Processus d'élaboration du code de l'eau au Bénin
Gestion des ressources en eau au Bénin
Vers un nouveau code pour combler les lacunes de l’ancien texte
Face aux nombreuses insuffisances que comporte le code de l’eau de 1987 servant de socle juridique aux acteurs de l’eau, le Bénin a entamé le processus d’élaboration d’un nouveau code pour coller à la réalité de la décentralisation et pour répondre aux principes de la Gestion Intégrée des Ressources en Eau (GIRE).
Le code de l’eau du Bénin est en vigueur depuis 1987. A l’épreuve, "il contient des tares", se désole le Directeur de l’Information sur l’Eau (DIE), Félix Azonsi.
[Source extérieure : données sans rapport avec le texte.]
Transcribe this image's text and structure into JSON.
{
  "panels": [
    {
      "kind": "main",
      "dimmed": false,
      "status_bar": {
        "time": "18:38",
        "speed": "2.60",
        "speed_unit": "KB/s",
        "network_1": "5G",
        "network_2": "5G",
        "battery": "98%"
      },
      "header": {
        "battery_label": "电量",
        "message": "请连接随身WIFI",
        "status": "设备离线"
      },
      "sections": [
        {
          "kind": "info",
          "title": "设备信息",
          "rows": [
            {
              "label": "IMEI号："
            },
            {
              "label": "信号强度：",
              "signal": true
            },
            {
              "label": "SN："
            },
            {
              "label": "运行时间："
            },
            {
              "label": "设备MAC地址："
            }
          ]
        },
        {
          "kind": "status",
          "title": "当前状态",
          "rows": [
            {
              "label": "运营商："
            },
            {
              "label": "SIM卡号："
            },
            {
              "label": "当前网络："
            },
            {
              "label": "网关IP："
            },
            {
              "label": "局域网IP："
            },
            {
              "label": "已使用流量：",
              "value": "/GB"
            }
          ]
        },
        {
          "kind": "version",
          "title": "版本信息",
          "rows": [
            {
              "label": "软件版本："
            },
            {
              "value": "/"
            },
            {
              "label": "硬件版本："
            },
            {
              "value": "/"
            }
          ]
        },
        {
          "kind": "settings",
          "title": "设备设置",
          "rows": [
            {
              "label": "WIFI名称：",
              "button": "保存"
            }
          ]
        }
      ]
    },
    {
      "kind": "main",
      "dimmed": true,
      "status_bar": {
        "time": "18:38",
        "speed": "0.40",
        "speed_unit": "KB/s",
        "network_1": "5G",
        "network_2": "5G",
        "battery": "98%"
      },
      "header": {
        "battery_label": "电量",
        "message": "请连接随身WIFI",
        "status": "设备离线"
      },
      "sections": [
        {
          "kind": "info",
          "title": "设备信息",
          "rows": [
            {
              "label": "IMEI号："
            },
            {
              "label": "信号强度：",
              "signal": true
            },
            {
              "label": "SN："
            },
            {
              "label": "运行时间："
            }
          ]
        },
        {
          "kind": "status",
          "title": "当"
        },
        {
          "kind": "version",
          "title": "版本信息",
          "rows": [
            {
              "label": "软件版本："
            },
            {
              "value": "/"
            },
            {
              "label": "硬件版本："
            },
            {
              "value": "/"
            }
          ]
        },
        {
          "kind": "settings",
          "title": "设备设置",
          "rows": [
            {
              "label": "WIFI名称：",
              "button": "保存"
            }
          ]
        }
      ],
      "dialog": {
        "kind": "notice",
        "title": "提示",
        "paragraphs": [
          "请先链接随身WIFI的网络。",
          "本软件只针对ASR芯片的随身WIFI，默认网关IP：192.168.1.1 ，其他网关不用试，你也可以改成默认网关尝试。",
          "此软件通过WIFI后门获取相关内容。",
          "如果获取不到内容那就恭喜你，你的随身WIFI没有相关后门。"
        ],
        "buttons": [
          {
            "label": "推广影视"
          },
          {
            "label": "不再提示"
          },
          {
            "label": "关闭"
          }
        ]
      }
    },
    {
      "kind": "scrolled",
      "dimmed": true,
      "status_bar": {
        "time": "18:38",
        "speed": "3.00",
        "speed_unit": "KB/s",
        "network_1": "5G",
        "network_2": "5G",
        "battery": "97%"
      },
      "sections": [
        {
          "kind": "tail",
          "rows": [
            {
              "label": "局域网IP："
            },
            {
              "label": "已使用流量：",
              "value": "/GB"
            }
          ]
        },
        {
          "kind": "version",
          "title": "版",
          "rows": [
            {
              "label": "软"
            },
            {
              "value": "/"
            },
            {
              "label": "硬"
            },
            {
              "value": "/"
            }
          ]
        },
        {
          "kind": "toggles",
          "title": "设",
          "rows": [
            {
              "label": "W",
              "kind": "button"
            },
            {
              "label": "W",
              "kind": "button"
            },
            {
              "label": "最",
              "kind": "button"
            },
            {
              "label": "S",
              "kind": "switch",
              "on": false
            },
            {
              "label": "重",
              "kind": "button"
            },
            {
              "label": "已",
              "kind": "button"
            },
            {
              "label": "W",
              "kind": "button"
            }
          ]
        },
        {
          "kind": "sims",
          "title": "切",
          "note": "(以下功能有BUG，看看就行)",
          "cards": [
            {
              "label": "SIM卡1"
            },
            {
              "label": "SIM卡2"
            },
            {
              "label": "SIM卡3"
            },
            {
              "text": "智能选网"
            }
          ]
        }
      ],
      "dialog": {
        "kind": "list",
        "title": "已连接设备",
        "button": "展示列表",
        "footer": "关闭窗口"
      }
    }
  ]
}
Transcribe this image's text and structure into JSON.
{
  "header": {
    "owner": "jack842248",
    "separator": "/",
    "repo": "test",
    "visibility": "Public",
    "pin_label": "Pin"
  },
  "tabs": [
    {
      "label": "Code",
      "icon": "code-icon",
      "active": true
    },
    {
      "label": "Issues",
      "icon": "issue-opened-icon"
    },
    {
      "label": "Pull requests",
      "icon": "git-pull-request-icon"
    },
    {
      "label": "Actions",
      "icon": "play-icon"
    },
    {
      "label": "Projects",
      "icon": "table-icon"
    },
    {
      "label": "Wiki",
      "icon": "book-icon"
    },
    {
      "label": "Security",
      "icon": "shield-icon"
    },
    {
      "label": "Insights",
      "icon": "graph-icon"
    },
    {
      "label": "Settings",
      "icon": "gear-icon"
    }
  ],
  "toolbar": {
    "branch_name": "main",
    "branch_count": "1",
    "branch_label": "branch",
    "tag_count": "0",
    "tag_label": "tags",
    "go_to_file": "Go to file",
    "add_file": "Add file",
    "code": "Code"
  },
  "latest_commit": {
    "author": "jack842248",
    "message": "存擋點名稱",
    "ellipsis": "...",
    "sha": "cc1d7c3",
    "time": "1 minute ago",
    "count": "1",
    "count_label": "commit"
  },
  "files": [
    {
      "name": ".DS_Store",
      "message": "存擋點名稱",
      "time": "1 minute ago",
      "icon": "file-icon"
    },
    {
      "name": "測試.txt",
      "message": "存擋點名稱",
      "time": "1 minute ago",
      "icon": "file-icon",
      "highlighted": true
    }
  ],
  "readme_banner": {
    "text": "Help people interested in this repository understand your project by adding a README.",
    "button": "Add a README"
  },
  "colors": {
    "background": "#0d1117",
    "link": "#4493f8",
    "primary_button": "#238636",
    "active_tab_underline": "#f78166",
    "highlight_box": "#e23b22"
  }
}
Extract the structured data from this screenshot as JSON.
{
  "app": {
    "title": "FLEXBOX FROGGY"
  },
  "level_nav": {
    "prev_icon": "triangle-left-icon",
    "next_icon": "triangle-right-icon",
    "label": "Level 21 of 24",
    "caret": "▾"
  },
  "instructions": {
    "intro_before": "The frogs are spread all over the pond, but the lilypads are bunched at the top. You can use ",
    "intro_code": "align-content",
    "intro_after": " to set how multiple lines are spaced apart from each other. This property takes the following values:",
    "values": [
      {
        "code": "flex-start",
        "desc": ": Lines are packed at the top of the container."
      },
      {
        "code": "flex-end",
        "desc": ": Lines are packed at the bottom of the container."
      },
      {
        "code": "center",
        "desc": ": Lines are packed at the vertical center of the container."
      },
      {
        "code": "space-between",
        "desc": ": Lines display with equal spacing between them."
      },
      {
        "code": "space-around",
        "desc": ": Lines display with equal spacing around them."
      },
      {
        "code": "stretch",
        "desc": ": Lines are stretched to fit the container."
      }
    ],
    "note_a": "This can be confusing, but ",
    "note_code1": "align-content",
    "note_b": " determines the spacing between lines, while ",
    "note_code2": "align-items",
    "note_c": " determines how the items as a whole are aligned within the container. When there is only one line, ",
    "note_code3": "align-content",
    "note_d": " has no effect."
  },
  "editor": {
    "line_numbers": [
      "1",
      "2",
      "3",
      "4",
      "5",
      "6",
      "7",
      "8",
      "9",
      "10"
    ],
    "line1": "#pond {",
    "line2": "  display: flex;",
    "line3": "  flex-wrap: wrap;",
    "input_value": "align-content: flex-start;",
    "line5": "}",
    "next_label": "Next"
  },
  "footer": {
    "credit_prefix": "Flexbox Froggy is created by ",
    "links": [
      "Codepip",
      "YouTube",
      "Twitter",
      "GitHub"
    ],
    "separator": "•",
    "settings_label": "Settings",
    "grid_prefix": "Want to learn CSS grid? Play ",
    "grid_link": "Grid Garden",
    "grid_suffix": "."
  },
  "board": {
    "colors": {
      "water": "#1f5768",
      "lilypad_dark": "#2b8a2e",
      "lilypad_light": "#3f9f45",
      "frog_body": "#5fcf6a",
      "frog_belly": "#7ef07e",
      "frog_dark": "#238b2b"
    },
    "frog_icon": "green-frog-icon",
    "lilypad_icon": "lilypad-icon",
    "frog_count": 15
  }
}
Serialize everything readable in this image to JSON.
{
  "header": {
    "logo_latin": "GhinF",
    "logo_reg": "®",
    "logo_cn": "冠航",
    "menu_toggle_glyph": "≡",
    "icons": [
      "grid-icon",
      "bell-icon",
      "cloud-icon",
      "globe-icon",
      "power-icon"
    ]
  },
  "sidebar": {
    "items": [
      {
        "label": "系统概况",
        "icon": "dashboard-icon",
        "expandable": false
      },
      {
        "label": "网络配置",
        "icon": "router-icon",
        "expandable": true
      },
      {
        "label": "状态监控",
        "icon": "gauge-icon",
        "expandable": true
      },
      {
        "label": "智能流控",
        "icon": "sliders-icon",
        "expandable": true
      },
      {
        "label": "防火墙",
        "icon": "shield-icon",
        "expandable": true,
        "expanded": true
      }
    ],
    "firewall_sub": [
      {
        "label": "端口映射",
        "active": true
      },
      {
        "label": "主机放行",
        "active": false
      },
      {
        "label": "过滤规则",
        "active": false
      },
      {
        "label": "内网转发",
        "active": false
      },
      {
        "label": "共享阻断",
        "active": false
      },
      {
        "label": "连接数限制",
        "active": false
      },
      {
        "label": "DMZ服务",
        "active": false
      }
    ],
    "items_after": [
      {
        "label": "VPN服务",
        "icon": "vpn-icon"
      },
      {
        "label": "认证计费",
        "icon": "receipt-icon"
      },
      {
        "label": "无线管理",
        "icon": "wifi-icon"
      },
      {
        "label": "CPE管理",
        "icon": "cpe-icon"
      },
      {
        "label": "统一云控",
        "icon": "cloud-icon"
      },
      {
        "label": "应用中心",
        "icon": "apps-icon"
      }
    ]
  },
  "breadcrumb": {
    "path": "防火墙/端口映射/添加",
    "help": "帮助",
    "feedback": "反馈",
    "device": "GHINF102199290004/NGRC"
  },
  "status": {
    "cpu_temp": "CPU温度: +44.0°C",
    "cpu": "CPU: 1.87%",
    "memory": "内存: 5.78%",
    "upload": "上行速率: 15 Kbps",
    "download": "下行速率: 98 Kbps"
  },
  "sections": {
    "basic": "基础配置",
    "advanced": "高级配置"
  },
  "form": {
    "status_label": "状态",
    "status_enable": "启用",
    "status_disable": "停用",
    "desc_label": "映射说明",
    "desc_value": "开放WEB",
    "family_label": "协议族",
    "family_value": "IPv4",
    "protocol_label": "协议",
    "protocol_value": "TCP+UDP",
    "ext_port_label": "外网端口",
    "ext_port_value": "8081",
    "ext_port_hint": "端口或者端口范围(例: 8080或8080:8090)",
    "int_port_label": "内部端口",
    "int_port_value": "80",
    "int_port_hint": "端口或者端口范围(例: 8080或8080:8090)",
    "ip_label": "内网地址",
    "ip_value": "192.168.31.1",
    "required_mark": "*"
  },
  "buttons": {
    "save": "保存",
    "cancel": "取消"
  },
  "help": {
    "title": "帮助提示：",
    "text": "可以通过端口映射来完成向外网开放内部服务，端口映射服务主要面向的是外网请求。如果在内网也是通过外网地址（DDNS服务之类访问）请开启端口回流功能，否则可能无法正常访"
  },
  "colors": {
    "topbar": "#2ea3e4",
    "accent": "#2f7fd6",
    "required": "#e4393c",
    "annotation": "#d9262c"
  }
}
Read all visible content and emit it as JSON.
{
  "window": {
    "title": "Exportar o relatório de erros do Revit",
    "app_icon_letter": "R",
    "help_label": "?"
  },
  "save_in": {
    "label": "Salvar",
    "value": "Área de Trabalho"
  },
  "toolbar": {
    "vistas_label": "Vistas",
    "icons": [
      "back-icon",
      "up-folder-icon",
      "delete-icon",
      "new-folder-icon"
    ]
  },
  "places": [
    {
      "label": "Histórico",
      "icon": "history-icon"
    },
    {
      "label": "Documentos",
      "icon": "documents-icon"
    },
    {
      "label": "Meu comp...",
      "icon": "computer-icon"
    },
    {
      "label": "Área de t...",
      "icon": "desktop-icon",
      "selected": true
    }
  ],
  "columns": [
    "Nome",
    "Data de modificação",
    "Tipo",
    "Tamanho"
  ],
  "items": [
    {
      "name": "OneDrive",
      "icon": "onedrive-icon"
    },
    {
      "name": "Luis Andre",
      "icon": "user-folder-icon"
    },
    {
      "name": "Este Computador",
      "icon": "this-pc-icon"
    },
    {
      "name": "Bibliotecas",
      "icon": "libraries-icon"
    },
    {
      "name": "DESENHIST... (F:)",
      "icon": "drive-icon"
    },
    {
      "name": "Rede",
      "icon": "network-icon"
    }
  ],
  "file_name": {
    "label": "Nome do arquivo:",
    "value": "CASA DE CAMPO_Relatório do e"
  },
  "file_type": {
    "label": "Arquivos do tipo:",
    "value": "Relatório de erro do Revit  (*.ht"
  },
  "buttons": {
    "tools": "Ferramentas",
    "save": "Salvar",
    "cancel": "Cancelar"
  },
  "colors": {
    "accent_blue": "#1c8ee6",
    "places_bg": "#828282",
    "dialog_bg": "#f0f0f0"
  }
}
Il est même "caduque" répond Armand Houanyé, coordonnateur du Partenariat National de l’Eau (PNE). Pour le Directeur de la Planification et de la Gestion de l’Eau (DPGE), Grégoire Alé, "il ne cadre plus avec le contexte actuel". Un contexte marqué par l’avènement de la décentralisation en 2002 qui place les communes dans un nouveau rôle de gestion des ressources en eau au niveau local. Les insuffisances de l’ancien texte sont donc nombreuses.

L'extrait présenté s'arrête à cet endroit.